I doubt they’re going to completely drop the less chatty version of Alexa once they offer the new one to the public though.
FWIW, I got their email announcements and I don't own any of the affected products.
You might want to see how your account is subscribed to their messages since you missed them.
But they aren't turning them off. They will continue to work as programmable tstats. Only the cloud service is discontinued.
And it's definitely alright for you to be annoyed at them. I really hated depending upon their cloud service and I'm happy I don't need to anymore.
Yes, that is what I was thinking of.
That remains to be seen. in recent years they don't seem to rule out any way to raise revenue, especially with as much as they complain about how Alexa is a black hole loss leader for them. They expected it to drive more shopping, and it hasn't lived up to those expectations.
Look at prime, where the price goes up every year but the benefit to having it is whittled away every year to the point that even prime video is no longer ad free, but you can certainly pay for it. Maybe the less chatty version will continue to be free, but I wouldn't be surprised to see it all but essentially useless at that tier either, that is the way most subscription-based programs work. With the way AI is growing, and evolving any "basic" non-AI version (of almost anything that has an AI version) will likely be in a similar situation.
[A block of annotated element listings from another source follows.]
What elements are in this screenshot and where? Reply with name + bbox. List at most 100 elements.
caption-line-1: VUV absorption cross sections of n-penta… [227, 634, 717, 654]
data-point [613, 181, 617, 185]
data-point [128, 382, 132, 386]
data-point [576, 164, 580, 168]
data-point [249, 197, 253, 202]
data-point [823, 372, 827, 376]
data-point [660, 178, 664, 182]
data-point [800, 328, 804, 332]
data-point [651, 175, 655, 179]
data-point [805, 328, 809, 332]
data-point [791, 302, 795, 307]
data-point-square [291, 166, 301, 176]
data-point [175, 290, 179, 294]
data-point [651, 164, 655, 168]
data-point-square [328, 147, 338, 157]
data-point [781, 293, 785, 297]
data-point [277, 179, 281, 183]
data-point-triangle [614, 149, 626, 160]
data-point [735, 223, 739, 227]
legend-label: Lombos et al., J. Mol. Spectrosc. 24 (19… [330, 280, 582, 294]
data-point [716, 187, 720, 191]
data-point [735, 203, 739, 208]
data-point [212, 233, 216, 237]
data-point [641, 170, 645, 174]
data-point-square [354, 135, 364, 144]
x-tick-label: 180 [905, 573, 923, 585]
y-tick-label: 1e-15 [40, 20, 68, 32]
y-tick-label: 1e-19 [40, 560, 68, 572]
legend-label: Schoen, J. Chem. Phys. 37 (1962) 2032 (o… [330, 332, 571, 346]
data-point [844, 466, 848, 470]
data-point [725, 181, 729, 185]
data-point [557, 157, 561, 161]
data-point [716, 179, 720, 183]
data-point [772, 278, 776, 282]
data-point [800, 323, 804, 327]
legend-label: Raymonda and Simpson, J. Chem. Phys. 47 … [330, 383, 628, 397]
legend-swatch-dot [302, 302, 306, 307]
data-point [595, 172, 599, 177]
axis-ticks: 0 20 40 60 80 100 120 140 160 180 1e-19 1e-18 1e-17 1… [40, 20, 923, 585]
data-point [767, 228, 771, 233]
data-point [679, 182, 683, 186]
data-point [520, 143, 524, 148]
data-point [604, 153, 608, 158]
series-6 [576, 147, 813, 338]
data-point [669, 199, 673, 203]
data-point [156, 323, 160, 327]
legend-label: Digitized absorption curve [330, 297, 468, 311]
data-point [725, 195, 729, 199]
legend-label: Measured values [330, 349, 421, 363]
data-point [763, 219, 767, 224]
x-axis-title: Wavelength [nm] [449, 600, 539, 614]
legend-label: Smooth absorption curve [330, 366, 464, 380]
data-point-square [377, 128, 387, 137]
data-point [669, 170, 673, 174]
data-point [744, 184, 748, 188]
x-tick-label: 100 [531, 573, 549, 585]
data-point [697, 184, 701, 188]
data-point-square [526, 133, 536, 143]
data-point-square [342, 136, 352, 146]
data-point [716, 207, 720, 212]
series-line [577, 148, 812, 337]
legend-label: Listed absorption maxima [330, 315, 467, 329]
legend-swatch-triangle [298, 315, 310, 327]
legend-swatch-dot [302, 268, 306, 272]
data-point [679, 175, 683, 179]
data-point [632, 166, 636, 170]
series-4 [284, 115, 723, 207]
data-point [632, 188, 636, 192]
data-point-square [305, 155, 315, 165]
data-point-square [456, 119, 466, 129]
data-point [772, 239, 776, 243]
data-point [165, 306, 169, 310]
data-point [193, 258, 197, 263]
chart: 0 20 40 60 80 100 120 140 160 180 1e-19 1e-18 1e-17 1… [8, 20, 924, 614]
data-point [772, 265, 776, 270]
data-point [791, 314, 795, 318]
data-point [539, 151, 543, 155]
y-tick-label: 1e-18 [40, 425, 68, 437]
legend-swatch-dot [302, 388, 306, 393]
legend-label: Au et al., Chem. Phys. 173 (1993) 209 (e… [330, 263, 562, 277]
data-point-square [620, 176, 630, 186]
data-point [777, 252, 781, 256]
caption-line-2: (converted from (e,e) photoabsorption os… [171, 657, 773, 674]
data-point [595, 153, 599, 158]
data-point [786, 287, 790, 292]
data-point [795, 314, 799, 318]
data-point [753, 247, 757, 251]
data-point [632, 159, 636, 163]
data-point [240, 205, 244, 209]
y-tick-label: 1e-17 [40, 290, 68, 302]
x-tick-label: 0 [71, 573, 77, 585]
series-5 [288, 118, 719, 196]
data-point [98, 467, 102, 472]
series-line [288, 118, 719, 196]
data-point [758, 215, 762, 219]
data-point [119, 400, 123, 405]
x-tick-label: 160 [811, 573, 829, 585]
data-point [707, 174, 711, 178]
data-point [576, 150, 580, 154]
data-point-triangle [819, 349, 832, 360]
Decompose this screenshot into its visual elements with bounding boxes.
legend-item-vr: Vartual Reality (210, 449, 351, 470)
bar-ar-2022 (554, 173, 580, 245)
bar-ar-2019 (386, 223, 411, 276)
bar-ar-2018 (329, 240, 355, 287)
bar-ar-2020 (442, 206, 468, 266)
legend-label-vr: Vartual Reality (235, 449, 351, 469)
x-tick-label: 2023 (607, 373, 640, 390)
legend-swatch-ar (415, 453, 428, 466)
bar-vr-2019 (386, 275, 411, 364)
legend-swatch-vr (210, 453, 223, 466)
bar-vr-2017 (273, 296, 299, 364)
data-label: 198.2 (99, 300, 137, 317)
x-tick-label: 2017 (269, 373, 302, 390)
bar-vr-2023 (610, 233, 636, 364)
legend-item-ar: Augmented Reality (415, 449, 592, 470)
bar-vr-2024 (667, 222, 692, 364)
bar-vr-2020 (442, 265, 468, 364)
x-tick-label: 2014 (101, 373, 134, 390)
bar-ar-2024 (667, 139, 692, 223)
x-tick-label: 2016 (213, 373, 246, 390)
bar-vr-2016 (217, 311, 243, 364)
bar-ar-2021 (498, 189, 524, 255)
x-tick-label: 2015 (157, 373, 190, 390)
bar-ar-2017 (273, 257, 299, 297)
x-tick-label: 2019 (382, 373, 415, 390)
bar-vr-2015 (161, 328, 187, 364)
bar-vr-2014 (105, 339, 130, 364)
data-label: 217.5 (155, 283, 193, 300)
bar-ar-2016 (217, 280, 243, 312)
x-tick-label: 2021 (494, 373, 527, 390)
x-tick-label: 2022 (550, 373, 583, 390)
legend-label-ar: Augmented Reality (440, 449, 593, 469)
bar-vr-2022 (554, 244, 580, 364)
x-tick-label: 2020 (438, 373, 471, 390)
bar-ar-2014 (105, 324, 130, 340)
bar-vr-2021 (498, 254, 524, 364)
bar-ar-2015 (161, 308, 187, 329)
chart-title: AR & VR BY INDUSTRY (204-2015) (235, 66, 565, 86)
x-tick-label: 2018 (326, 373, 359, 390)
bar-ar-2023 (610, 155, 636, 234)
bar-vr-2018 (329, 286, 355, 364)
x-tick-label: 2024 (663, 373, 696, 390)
The conspiracy theorist in me thinks amazon will dumb down Alexa to make the paid/AI version more appealing. They won't drop current functionality completely, but they'll do something to make it less appealing than something you pay for. They need to do something if the service loses as much money as it does.
I would find this easier to swallow than what Ecobee has done here. Probably the biggest reason being the difference in cost. I WISH Ecobee would have asked me for a subscription service to keep the services running on my gen 1 Ecobee, but they didn't. Any subscription fee to use with Alexa is going to pale in comparison to the cost I'll have to spend to not only get a new thermostat, but then to have my A/C company come in and do the rewiring. I'm anticipating that the thermostat and rewiring is probably going to end up costing me around $600 and it could be more. I just don't know yet.
Come to think of it, you know what would have been nice for Ecobee to do? They should have created another box that would allow you to put it in the place of the current one. It is just wires in and wires out...right? I wouldn't even think a complex circuit board would be needed for anything like that. The box would then allow for gen 1 Ecobee users to leverage another Ecobee or any thermostat they might want. If the instructions were simple, this is probably I could have done on my own, but I'm not going to risk it otherwise I know I'm dreaming here, but it would have softened the blow.
I really appreciate all your input here on multi-stage systems since I have one and this issue never even dawned on me. It is a hard pill to swallow, but I feel inclined to go back with Ecobee just so I'm exchanging "like for like" and it will probably give me the greatest chance of no issues. I don't need sensors or anything like that so I suspect it will be the Ecobee 3 Lite.
Additionally, I like what people have said about its use with Homekit. I'm a complete newbie with Homekit, but from what I'm gathering is, this Ecobee can be used locally with Homekit without the need for cloud services. I might not use it at first, but to have that sitting there in case they do something like this again will give me some comfort.